La Città di Brindisi non è “profeta in patria”

Quando ho ricevuto l’invito di Dritan Leli, Sindaco di Valona, a recarmi in quella Città per il 26 marzo, per ritirare il titolo di “Cittadino onorario di Valona”, in occasione della Conferenza sull’immigrazione ed i ponti di cooperazione tra Italia e Albania”, il mio primo pensiero è andato ai miei concittadini brindisini.

E’ vero: siamo un po’ piagnoni, ci lamentiamo sempre e nulla ci va mai bene. Ma questa volta abbiamo tutte le ragioni del mondo. Anche l’Albania, sia pur per mezzo di una simbolica Cittadinanza Onoraria conferita al Sindaco dell’epoca, riconosce a Brindisi e ai suoi abitanti i meriti per una solidarietà di massa la cui eco, a 26 anni di distanza, ancora non si affievolisce.

In tutti questi anni la Città di Brindisi è stata premiata dalle principali organizzazioni umanitarie internazionali come l’Unicef e la Croce Rossa, mentre ancora aspettiamo la risposta per il riconoscimento della Medaglia d’Oro al Valor Civile dello Stato Italiano: si sa, nessuno è profeta in patria!

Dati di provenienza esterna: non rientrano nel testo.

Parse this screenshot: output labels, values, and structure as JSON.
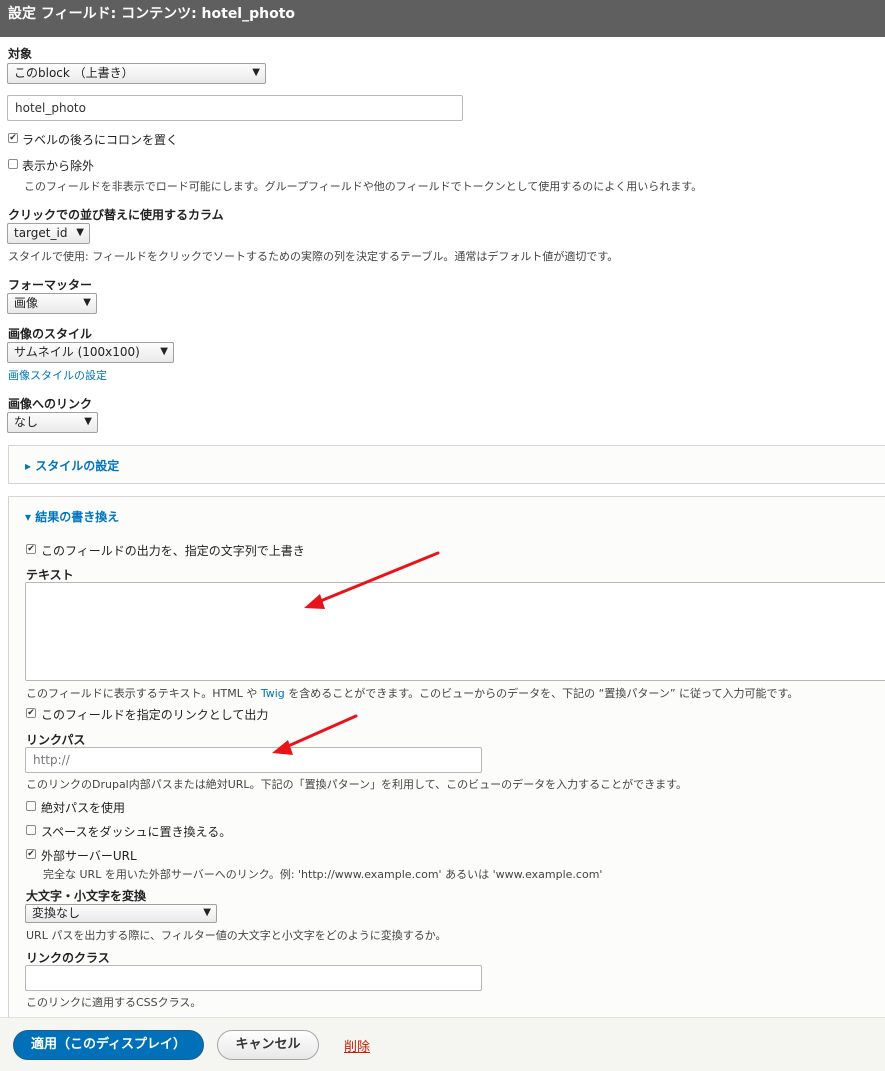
{
  "title": "設定 フィールド: コンテンツ: hotel_photo",
  "target": {
    "label": "対象",
    "value": "このblock （上書き）"
  },
  "label_field": {
    "value": "hotel_photo"
  },
  "colon_checkbox": {
    "label": "ラベルの後ろにコロンを置く",
    "checked": true
  },
  "exclude_checkbox": {
    "label": "表示から除外",
    "checked": false,
    "description": "このフィールドを非表示でロード可能にします。グループフィールドや他のフィールドでトークンとして使用するのによく用いられます。"
  },
  "click_sort": {
    "label": "クリックでの並び替えに使用するカラム",
    "value": "target_id",
    "description": "スタイルで使用: フィールドをクリックでソートするための実際の列を決定するテーブル。通常はデフォルト値が適切です。"
  },
  "formatter": {
    "label": "フォーマッター",
    "value": "画像"
  },
  "image_style": {
    "label": "画像のスタイル",
    "value": "サムネイル (100x100)",
    "link_text": "画像スタイルの設定"
  },
  "image_link": {
    "label": "画像へのリンク",
    "value": "なし"
  },
  "style_settings": {
    "summary": "▸ スタイルの設定"
  },
  "rewrite": {
    "summary": "▾ 結果の書き換え",
    "override_checkbox": {
      "label": "このフィールドの出力を、指定の文字列で上書き",
      "checked": true
    },
    "text_label": "テキスト",
    "text_desc_pre": "このフィールドに表示するテキスト。HTML や ",
    "text_desc_link": "Twig",
    "text_desc_post": " を含めることができます。このビューからのデータを、下記の “置換パターン” に従って入力可能です。",
    "link_checkbox": {
      "label": "このフィールドを指定のリンクとして出力",
      "checked": true
    },
    "link_path_label": "リンクパス",
    "link_path_value": "http://",
    "link_path_desc": "このリンクのDrupal内部パスまたは絶対URL。下記の「置換パターン」を利用して、このビューのデータを入力することができます。",
    "absolute_checkbox": {
      "label": "絶対パスを使用",
      "checked": false
    },
    "dash_checkbox": {
      "label": "スペースをダッシュに置き換える。",
      "checked": false
    },
    "external_checkbox": {
      "label": "外部サーバーURL",
      "checked": true,
      "description": "完全な URL を用いた外部サーバーへのリンク。例: 'http://www.example.com' あるいは 'www.example.com'"
    },
    "case_label": "大文字・小文字を変換",
    "case_value": "変換なし",
    "case_desc": "URL パスを出力する際に、フィルター値の大文字と小文字をどのように変換するか。",
    "link_class_label": "リンクのクラス",
    "link_class_desc": "このリンクに適用するCSSクラス。"
  },
  "buttons": {
    "apply": "適用（このディスプレイ）",
    "cancel": "キャンセル",
    "delete": "削除"
  },
  "check_glyph": "✔",
  "arrow_glyph": "▼",
  "colors": {
    "header": "#5f5f5f",
    "link": "#0074bd",
    "primary": "#0071b8",
    "annotation_arrow": "#e8141a",
    "delete": "#c72100"
  }
}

La lettera che mi ha inviato il Sindaco di Valona illustra chiaramente il sentimento di stima e gratitudine degli albanesi nei nostri confronti per quanto noi tutti facemmo all’epoca per il loro popolo. E’ una lettera importante, che arriva in un momento difficile del dibattito sull’immigrazione, che impatta su un’Europa intimidita e impaurita dalle ondate di profughi che ora si abbattono sulle coste siciliane.

Qualcosa in questi anni è cambiato: oggi l’Italia ha paura! Per questo, la nostra esperienza deve essere rilanciata con forza e convinzione.

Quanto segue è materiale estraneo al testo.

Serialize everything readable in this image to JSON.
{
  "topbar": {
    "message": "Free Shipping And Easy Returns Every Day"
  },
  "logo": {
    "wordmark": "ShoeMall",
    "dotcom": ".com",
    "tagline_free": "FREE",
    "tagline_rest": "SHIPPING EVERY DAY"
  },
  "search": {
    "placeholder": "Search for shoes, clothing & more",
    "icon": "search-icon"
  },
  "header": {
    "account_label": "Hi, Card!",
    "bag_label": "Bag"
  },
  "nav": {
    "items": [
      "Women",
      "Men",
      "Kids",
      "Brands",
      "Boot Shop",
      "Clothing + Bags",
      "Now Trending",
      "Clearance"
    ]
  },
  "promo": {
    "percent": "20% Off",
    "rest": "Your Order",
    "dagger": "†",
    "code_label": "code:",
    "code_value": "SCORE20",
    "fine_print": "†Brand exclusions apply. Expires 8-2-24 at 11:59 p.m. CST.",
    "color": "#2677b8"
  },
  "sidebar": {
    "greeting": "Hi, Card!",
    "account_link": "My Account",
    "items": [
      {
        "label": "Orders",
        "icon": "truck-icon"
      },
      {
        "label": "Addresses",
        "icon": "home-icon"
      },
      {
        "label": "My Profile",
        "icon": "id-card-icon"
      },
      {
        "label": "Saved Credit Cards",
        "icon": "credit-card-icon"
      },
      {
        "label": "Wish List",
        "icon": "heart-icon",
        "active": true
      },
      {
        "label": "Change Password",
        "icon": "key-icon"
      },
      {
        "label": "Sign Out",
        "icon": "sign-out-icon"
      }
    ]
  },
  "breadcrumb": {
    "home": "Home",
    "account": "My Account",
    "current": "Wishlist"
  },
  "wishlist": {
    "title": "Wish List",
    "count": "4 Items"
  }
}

Io me lo ricordo bene l’esercito spontaneo, fatto di uomini, donne e ragazzi brindisini, che scese in campo autonomamente, senza attendere il beneplacito da parte di nessuna autorità.

I cittadini di Brindisi nel 1991 indicarono al mondo intero una modalità con cui poteva essere affrontato il nuovo spettro che si aggirava in quegli anni per l’Europa: quello del crollo dei regimi comunisti e dell’incubo delle migrazioni di massa da est verso ovest.

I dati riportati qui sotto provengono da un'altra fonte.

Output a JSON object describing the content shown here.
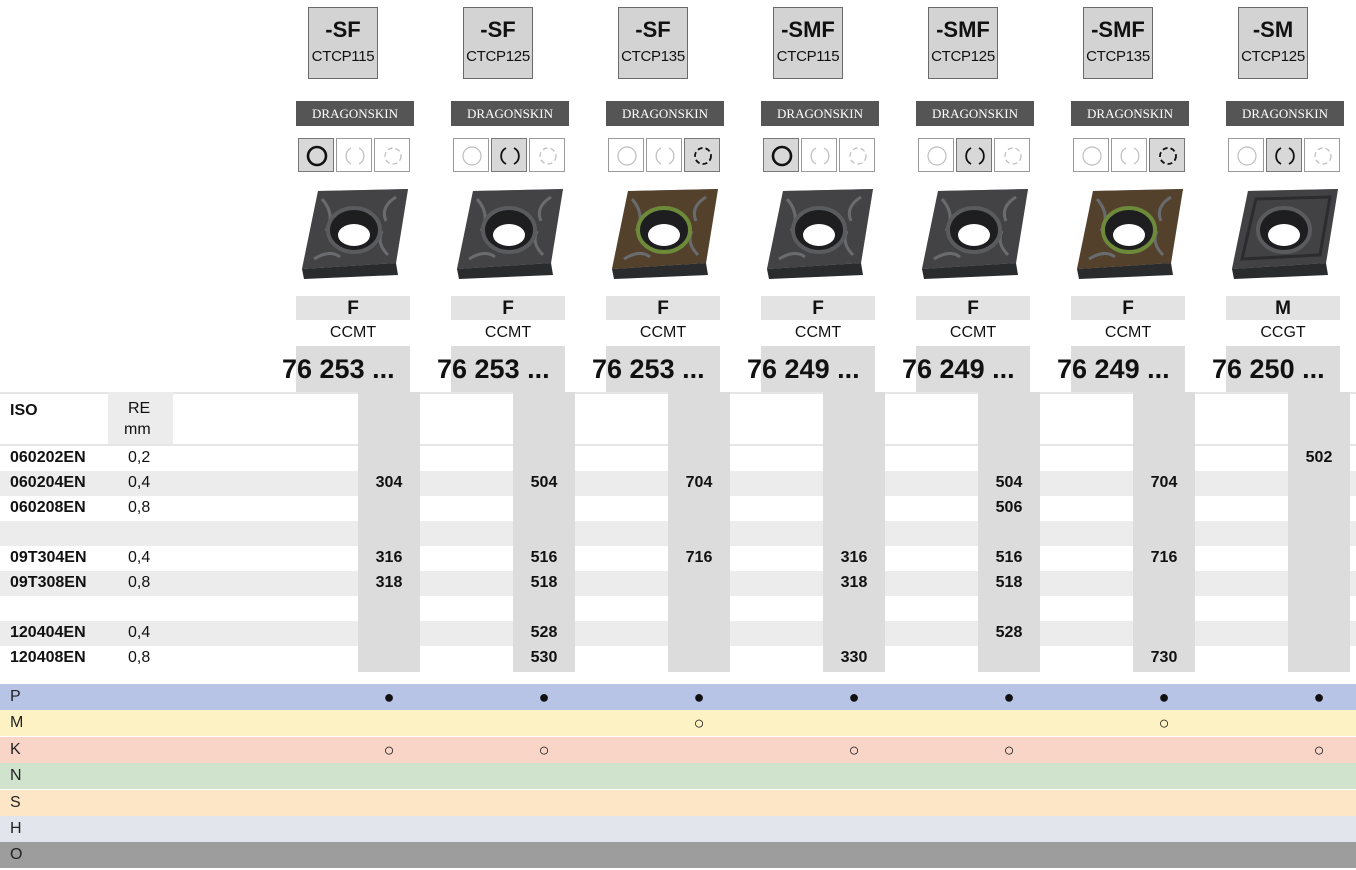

In quei drammatici giorni il mondo venne a Brindisi: ricordo interviste rilasciate a tutte le televisioni europee e a quelle americane, canadesi, messicane, giapponesi, filippine.

Nei mesi successivi fui invitato in tutti i principali convegni europei sulle migrazioni internazionali, nel ruolo di testimone oculare del più grande esodo di massa sino a quel momento verificatosi nella vecchia cara Europa, terrorizzata dalla previsione di una nuova “calata dei barbari”.

Ecco perché ricordare oggi quello che accadde a Brindisi può offrire lo spunto per riflettere sulle motivazioni e sulle modalità dei nuovi flussi migratori che attraversano il Mediterraneo; per immaginare le risposte che non solo l’Europa e l’Italia, ma soprattutto le regioni meridionali italiane, e la Puglia in particolare, sono chiamate a fornire in termini di solidarietà e di sostegno allo sviluppo di quei Paesi che ormai sono divenuti strategici anche per la definizione delle nostre prospettive di sviluppo.

In ogni caso, un fatto appare già chiaro e incontrovertibile: riusciremo a superare questa nuova prova solo se sapremo riannodare i fili dell’antica comunità mediterranea, in ciò riproponendo con più forza e convinzione la più antica delle vocazioni di questo Paese: quella di guardare al mare e ai mondi che si schiudono al di là del mare.